Fire Grid was designed to flatten that noise into something more readable.
Instead of rendering every detection individually, the system groups nearby hotspots into hexagonal cells that provide a cleaner operational overview while still preserving the spatial behavior of the fire. Newer activity is visually emphasized, while older detections fade into the background, helping users focus on what matters most in real time.

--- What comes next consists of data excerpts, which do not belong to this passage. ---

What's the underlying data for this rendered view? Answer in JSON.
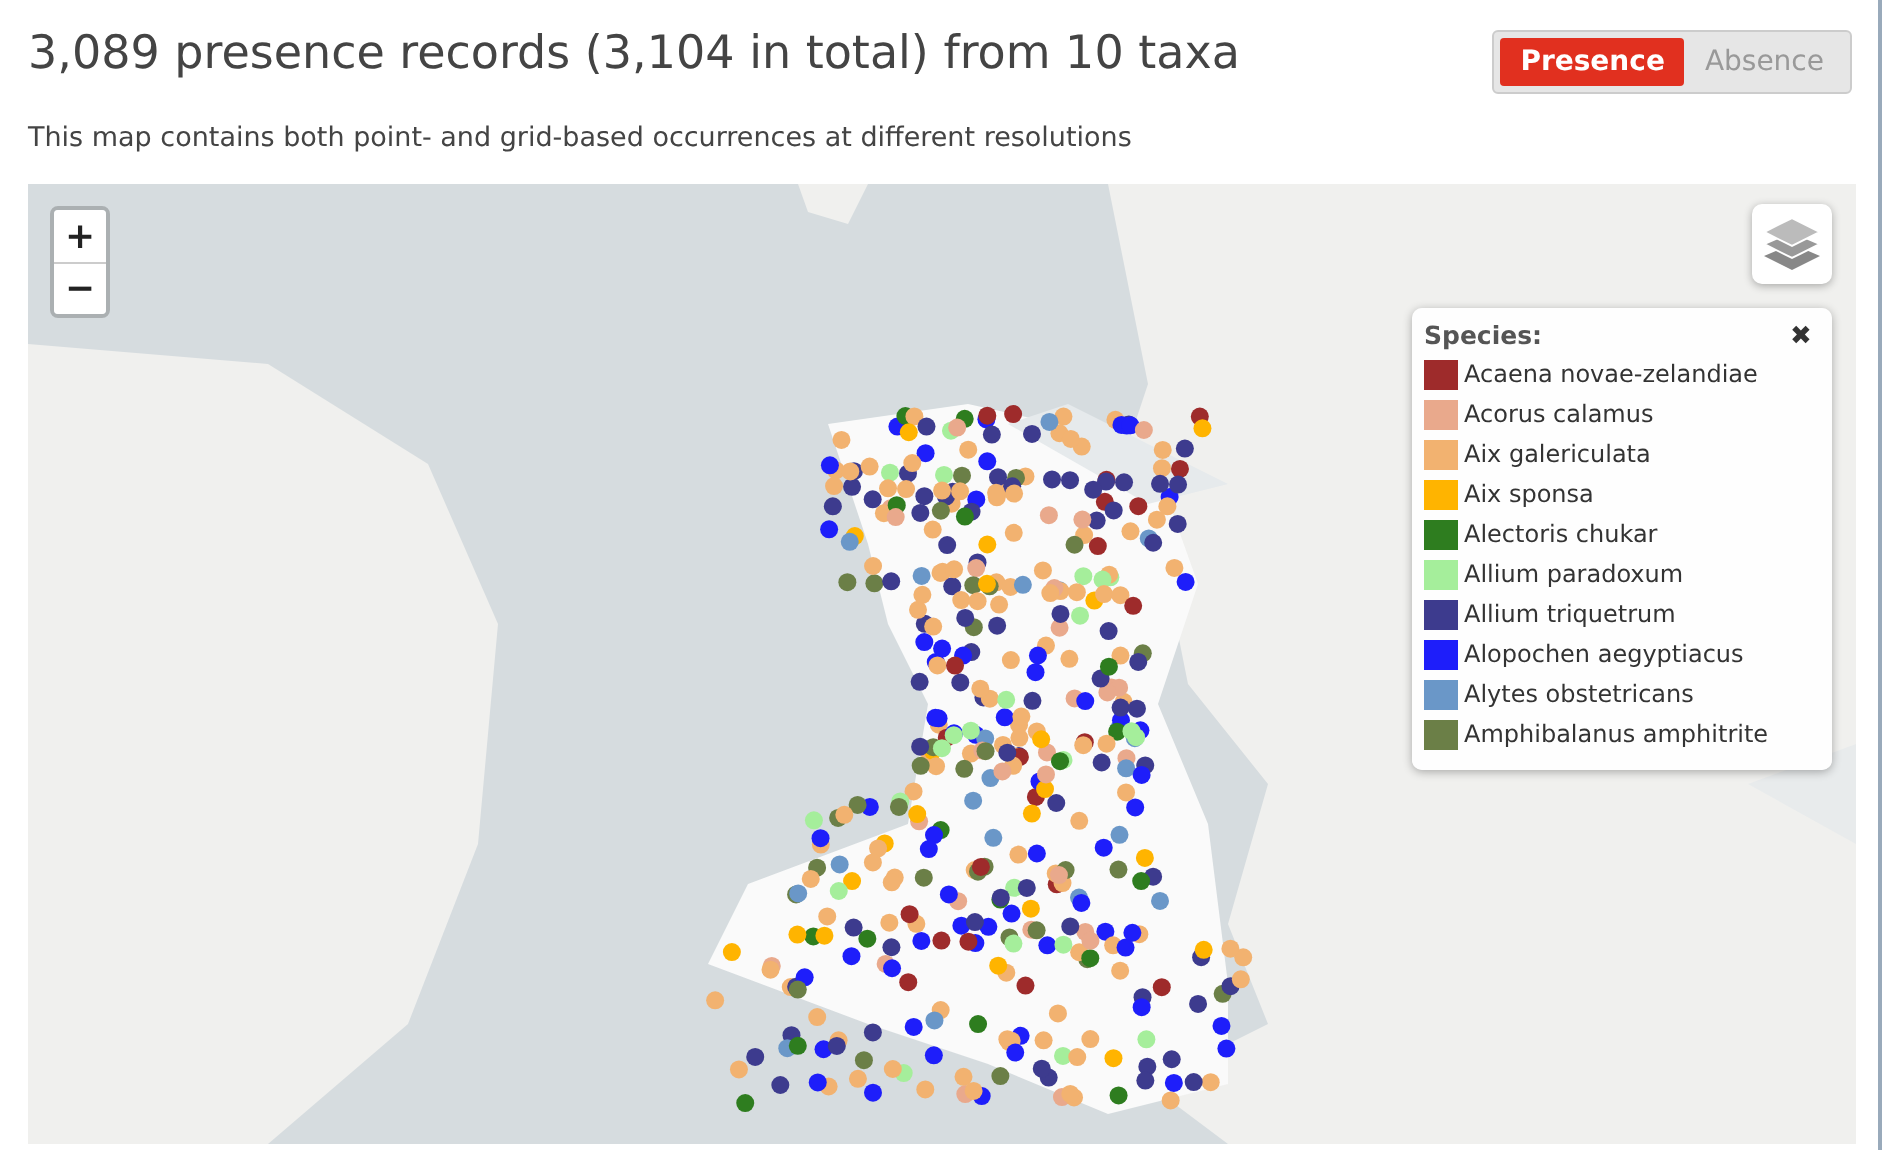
{
  "header": {
    "title": "3,089 presence records (3,104 in total) from 10 taxa",
    "subtitle": "This map contains both point- and grid-based occurrences at different resolutions"
  },
  "toggle": [
    {
      "label": "Presence",
      "selected": true
    },
    {
      "label": "Absence",
      "selected": false
    }
  ],
  "map": {
    "kind": "picture",
    "zoom_in": "+",
    "zoom_out": "−"
  },
  "legend": {
    "title": "Species:",
    "close": "✖",
    "items": [
      {
        "label": "Acaena novae-zelandiae",
        "color": "#9e2b2b"
      },
      {
        "label": "Acorus calamus",
        "color": "#e9a98c"
      },
      {
        "label": "Aix galericulata",
        "color": "#f2b270"
      },
      {
        "label": "Aix sponsa",
        "color": "#ffb400"
      },
      {
        "label": "Alectoris chukar",
        "color": "#2e7d1f"
      },
      {
        "label": "Allium paradoxum",
        "color": "#a5ee9b"
      },
      {
        "label": "Allium triquetrum",
        "color": "#3d3b8e"
      },
      {
        "label": "Alopochen aegyptiacus",
        "color": "#1e1efa"
      },
      {
        "label": "Alytes obstetricans",
        "color": "#6a97c8"
      },
      {
        "label": "Amphibalanus amphitrite",
        "color": "#6b7f47"
      }
    ]
  }
}
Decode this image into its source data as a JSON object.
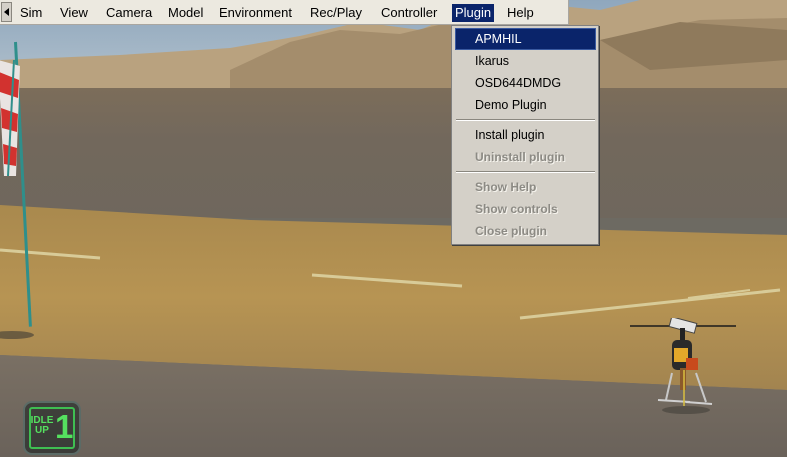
{
  "menubar": {
    "items": [
      "Sim",
      "View",
      "Camera",
      "Model",
      "Environment",
      "Rec/Play",
      "Controller",
      "Plugin",
      "Help"
    ],
    "active": "Plugin"
  },
  "plugin_menu": {
    "plugins": [
      "APMHIL",
      "Ikarus",
      "OSD644DMDG",
      "Demo Plugin"
    ],
    "selected": "APMHIL",
    "install": "Install plugin",
    "uninstall": "Uninstall plugin",
    "show_help": "Show Help",
    "show_controls": "Show controls",
    "close": "Close plugin"
  },
  "hud": {
    "flight_mode_line1": "IDLE",
    "flight_mode_line2": "UP",
    "flight_mode_number": "1",
    "mode_color": "#55e05f"
  },
  "scene": {
    "windsock": "windsock-icon",
    "aircraft": "helicopter-icon"
  }
}
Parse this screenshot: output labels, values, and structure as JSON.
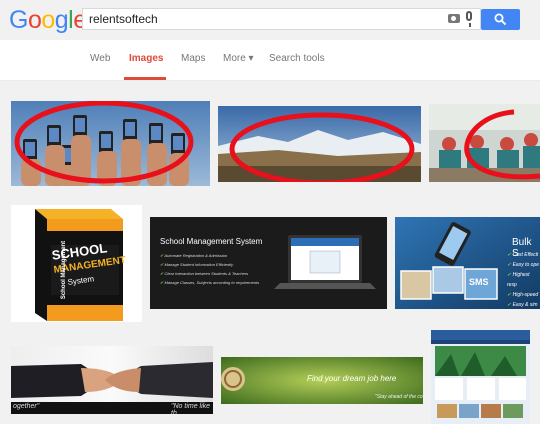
{
  "logo": {
    "letters": [
      "G",
      "o",
      "o",
      "g",
      "l",
      "e"
    ],
    "colors": [
      "#4285f4",
      "#ea4335",
      "#fbbc05",
      "#4285f4",
      "#34a853",
      "#ea4335"
    ]
  },
  "search": {
    "query": "relentsoftech"
  },
  "tabs": {
    "web": "Web",
    "images": "Images",
    "maps": "Maps",
    "more": "More ▾",
    "tools": "Search tools"
  },
  "results": {
    "school_box": {
      "line1": "SCHOOL",
      "line2": "MANAGEMENT",
      "line3": "System",
      "spine": "School Management"
    },
    "sms_banner": {
      "title": "School Management System",
      "bullets": [
        "Automate Registration & Admission",
        "Manage Student Information Efficiently",
        "Clear Interaction between Students & Teachers",
        "Manage Classes, Subjects according to requirements"
      ]
    },
    "bulk_sms": {
      "title": "Bulk S",
      "bullets": [
        "Cost Effecti",
        "Easy to ope",
        "Highest resp",
        "High-speed",
        "Easy & sim"
      ],
      "badge": "SMS"
    },
    "handshake": {
      "left": "ogether\"",
      "right": "\"No time like th"
    },
    "dream_job": {
      "headline": "Find your dream job here",
      "tagline": "\"Stay ahead of the co"
    }
  },
  "colors": {
    "accent": "#dd4b39",
    "search_btn": "#4285f4",
    "annotation_red": "#e8101a"
  }
}
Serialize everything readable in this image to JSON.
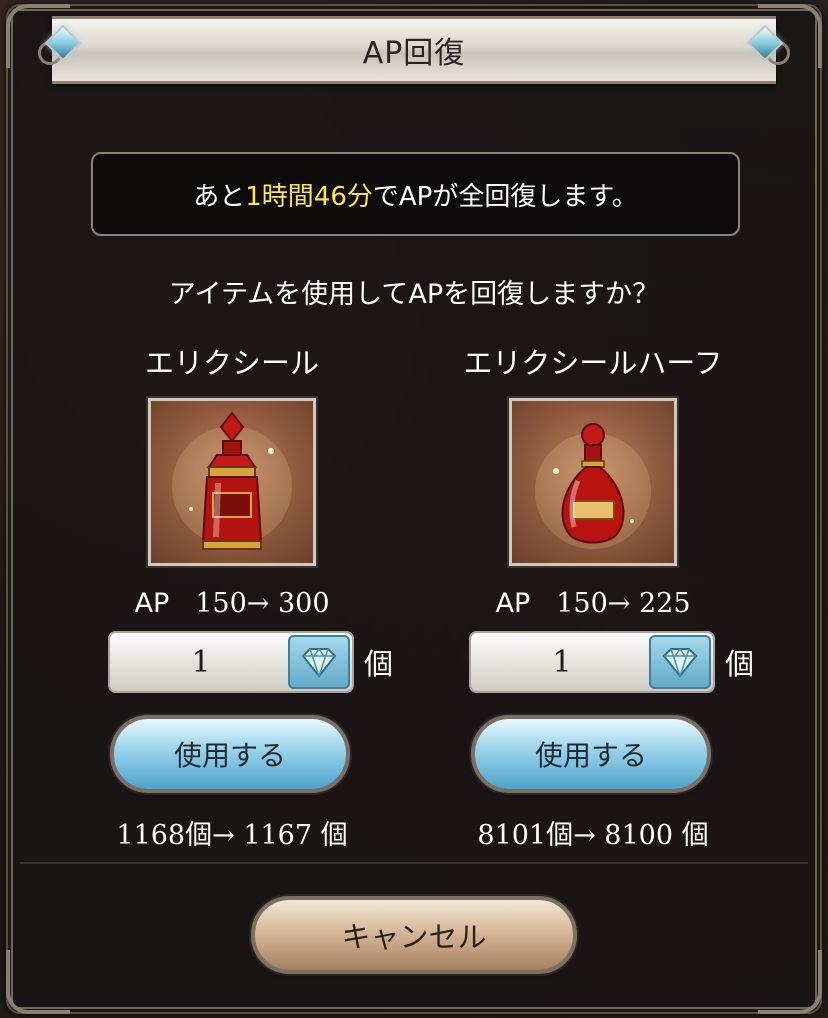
{
  "dialog": {
    "title": "AP回復",
    "info": {
      "prefix": "あと",
      "time": "1時間46分",
      "suffix": "でAPが全回復します。"
    },
    "prompt": "アイテムを使用してAPを回復しますか？",
    "items": [
      {
        "name": "エリクシール",
        "icon": "elixir-bottle-icon",
        "ap_label": "AP",
        "ap_change": "150→ 300",
        "quantity": "1",
        "unit": "個",
        "use_label": "使用する",
        "count_change": "1168個→ 1167",
        "count_unit": "個"
      },
      {
        "name": "エリクシールハーフ",
        "icon": "half-elixir-bottle-icon",
        "ap_label": "AP",
        "ap_change": "150→ 225",
        "quantity": "1",
        "unit": "個",
        "use_label": "使用する",
        "count_change": "8101個→ 8100",
        "count_unit": "個"
      }
    ],
    "cancel_label": "キャンセル"
  },
  "colors": {
    "highlight": "#ffe84a",
    "button_blue": "#9fd6ee",
    "button_tan": "#d6b999"
  }
}
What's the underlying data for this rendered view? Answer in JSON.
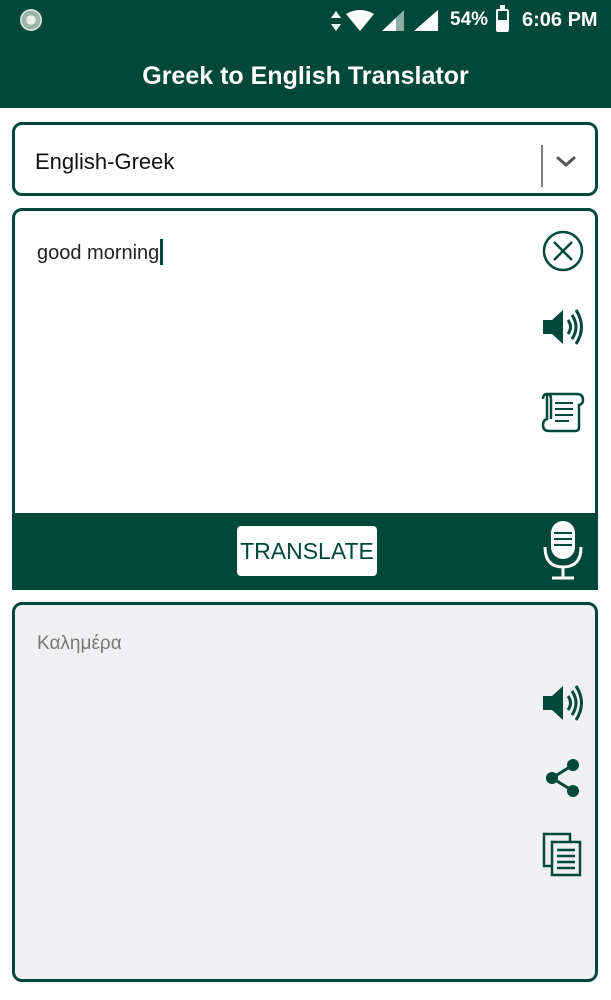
{
  "status_bar": {
    "battery": "54%",
    "time": "6:06 PM"
  },
  "header": {
    "title": "Greek to English Translator"
  },
  "language_selector": {
    "selected": "English-Greek"
  },
  "input": {
    "text": "good morning",
    "translate_label": "TRANSLATE"
  },
  "output": {
    "text": "Καλημέρα"
  },
  "icons": {
    "clear": "close-circle-icon",
    "speak_input": "speaker-icon",
    "history": "scroll-icon",
    "mic": "microphone-icon",
    "speak_output": "speaker-icon",
    "share": "share-icon",
    "copy": "copy-icon"
  },
  "colors": {
    "primary": "#00493a",
    "output_background": "#f0f0f2"
  }
}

“We ultimately decided to scale hex sizes based on uncertainty to improve how reliably the data is interpreted. This iteration enhances visual clarity for end users by allowing the system to reduce the visual impact of information that may be less certain, giving them a clearer understanding of data quality.”
— Joseph Miclat, Senior Software Engineer
The decision to use H3 was both practical and technical. Unlike square grids, hexagonal systems provide more uniform spatial relationships between cells, making distance and adjacency calculations simpler and more computationally efficient. This allows Fire Grid to perform fast, on-the-fly aggregations directly within the current map view, without requiring expensive pre-processing pipelines.
As users zoom in and out, the visualization dynamically adjusts detail levels using stacked grid resolutions. The team also introduced additional refinements during development to better communicate uncertainty and data quality. One of the final design iterations before release involved scaling hexagon sizes based on location confidence and satellite ground sample distance (GSD). More precise detections appear more prominent, while lower-confidence data is visually softened to reduce potential misinterpretation.
The result is a visualization system that balances performance, clarity, and operational usability - especially during large and fast-moving wildfire events.
Intuitive Design
The visualization itself also communicates important information intuitively. Color represents recency, with brighter red hexagons indicating newer detections and darker cells representing older activity. Hexagon sizing reflects confidence in fire location, based largely on satellite ground sample distance and detection precision.
This creates a visualization that is not only cleaner but also more informative.
“Our goal with the design of this visualization was to make the depth and richness of our data accessible and actionable, particularly in the context of larger fires. We explored a wider range of possible approaches, even creating our own visualization tool to dial in the right design. I would also like to thank all the firefighters and fire analysts from around the world who gave their ideas and feedback during the development processes.”
— Lachlan Philipson, Senior UX/UI Designer
For wildfire teams managing large incidents, the ability to quickly interpret changing fire behavior is critical. Fire Grid helps transform thousands of detections into a coherent operational picture, making it easier to monitor spread, identify active regions, and communicate fire evolution clearly across teams and stakeholders.
The difference becomes especially noticeable during very large fires. Smaller incidents are often best viewed using traditional hotspot circles, where precise ignition points matter most. But as fires grow and hotspot density increases, Fire Grid provides a much more scalable way to understand the overall situation without overwhelming the user.
In many ways, Fire Grid reflects a broader shift in wildfire intelligence: moving from raw detections toward more interpretable operational products.
And this is only the beginning.
While Fire Grid currently focuses on hotspot visualization, the same grid-based approach establishes a foundation for future wildfire analytics. Over time, additional layers such as Fire Radiative Power (FRP), intensity measurements, and other spatial fire datasets could be integrated into the same framework, creating richer and more dynamic wildfire intelligence products.
As wildfire monitoring continues to evolve, clarity becomes just as important as detection itself.
Fire Grid was built to deliver both.